2

Preface: I understand that there are many responses for similar questions such as this on stack overflow. However, I haven't found anything relating to aspx log ins, nor an exact case such as this.

Problem: I need to determine what information is necessary in order to log in to https://cableone.net/login.aspx in order to scrape information from there.

Progress: Thus far I have found input fields in the source of login.aspx and have scrapped together a script in python with urllib,urllib2,and cookielib. I ignored anythig that had a blank value in my script.

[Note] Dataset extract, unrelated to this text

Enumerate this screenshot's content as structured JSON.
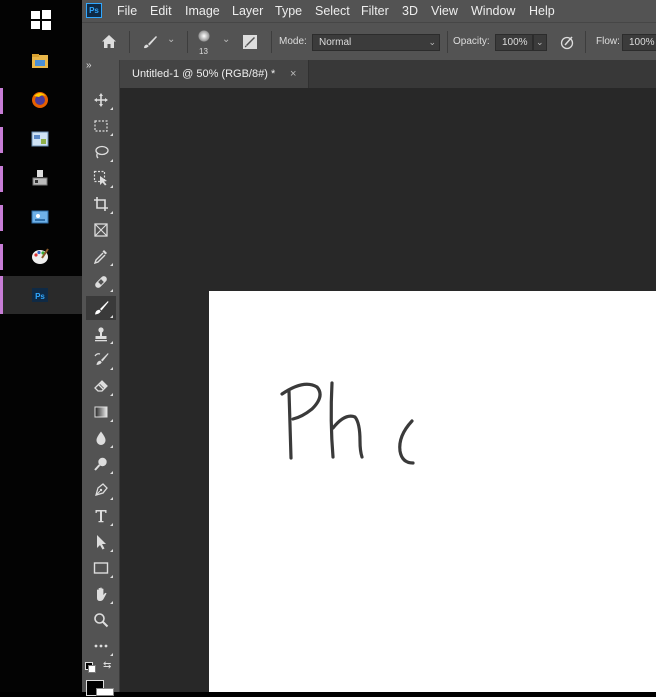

<input type="hidden" name="__EVENTTARGET" id="__EVENTTARGET" value="" />
<input type="hidden" name="__EVENTARGUMENT" id="__EVENTARGUMENT" value="" />
<input type="hidden" name="__VIEWSTATE" id="__VIEWSTATE"value="/wEPDwUIMzc1NzEwOTZkZFAEfkjXC+VNsqYoayGxa5/q4srT" />
<input type="hidden" name="__EVENTVALIDATION" id="__EVENTVALIDATION" value="/wEWBAK6lKDUCwLVx7ufCQL/+N3OBwLFgNGYD6KeUd6uNDBwc5zcR0u4hqrwv1fM" />
<input name="ctl00$plhMain$txtUserName" type="text" id="ctl00_plhMain_txtUserName" />
<input name="ctl00$plhMain$txtPassword" type="password" id="ctl00_plhMain_txtPassword" />
<input type="submit" name="ctl00$plhMain$btnLogin" value="Login" id="ctl00_plhMain_btnLogin" />

I then utilized the above input values with python and urllib in the following.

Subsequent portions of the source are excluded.